久国寺へ

 今日は、名古屋市北区にある「久国寺」へ向かいました。来年の干支が子年となるため、近くで子年にまつわる神社仏閣がないものかと探してみたら、この久国寺がみつかったというわけです。一足早く、鬼に笑われるかもしれませんが参拝です。 

 子年にまつわる神社と言えば、京都にある「ねずみの社」と呼ばれている、狛犬ならぬ狛ネズミがいる大豊神社があります。神社奥の方の本殿の横にある大国社に狛ネズミがあるのですが、古事記によれば、大国主命(おおくにぬしのみこと)が野火に囲まれて焼き殺されそうなっている時に、洞穴に導いて命を救ったのがネズミだという伝説が由来のようです。さすがに京都までは遠いので、今回は名古屋市までです。
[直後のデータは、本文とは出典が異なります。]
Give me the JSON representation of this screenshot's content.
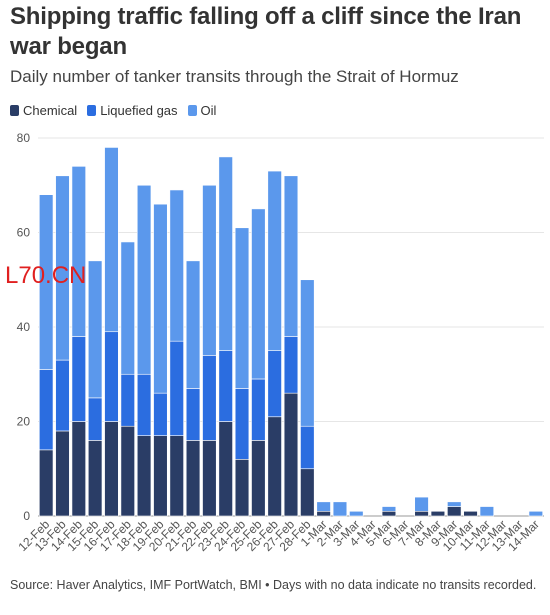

 この久国寺の守り本尊は観世音菩薩です。観世音菩薩のご利益として、「滅罪」、「延命」、「病気治癒」、「安産」、「夫婦円満」、「恋愛成就」などのあらゆる現世利益とされています。また、干支では子(ね)、方位では北を守り、子年のかたの「お守り本尊」として、この年に生まれた方を一代にわたって守護するとされます。 

 そんなこともあって、昭和30年頃には名古屋市観光協会の後援を受け、大名古屋十二支の恵当寺として子年の護り本尊の霊場になっているのですが、大名古屋十二支とは大げさな名前なことか。 

 実は、久国寺に訪れる方の多くが子年の護り本尊の霊場だからという理由より、「芸術は爆発だ!」で有名な岡本太郎作梵鐘 歓喜"という、ユニークな梵鐘があることで知られています。久国寺の住職の知人に岡本太郎氏と知り合いがいたため、鐘の作成を依頼して1965年に作られたそうです。なんと、大阪万博(1970年)の太陽の塔よりも前に作成されているんです。上部の角のようなものは手を表し、下部には妖怪など森羅万象を表現しているそうですが、鐘をついたらどんな音がするんでしょうか?(鐘をつかないよう張り紙あり) 

 その鐘の反対側を見ると、コンクリートで作られた護国観音像があります。この作品は桃太郎神社(犬山市)や五色園(日進市)のコンクリート像で知られる、岐阜県中津川市出身である浅野祥雲の作品です。まさか、ネズミが取り持つ縁なのでしょうか、二人の芸術家の作品を見ることになるとは。 

 さらには、本堂前の横にはセルフサービスの御朱印箱もあり、その菓子箱のブリキ缶を開けると数種類のスタンプが入っています。御朱印代は賽銭箱に入れるんだとか、そんなんでご利益あるんかいな? 

ユニークな梵鐘や名作の護国観音像、セルフサービスの御朱印よりも、本来の目的である早めの子年を済ませ、慌ただしい年末年始が無事に過ぎるよう願ったのでありました。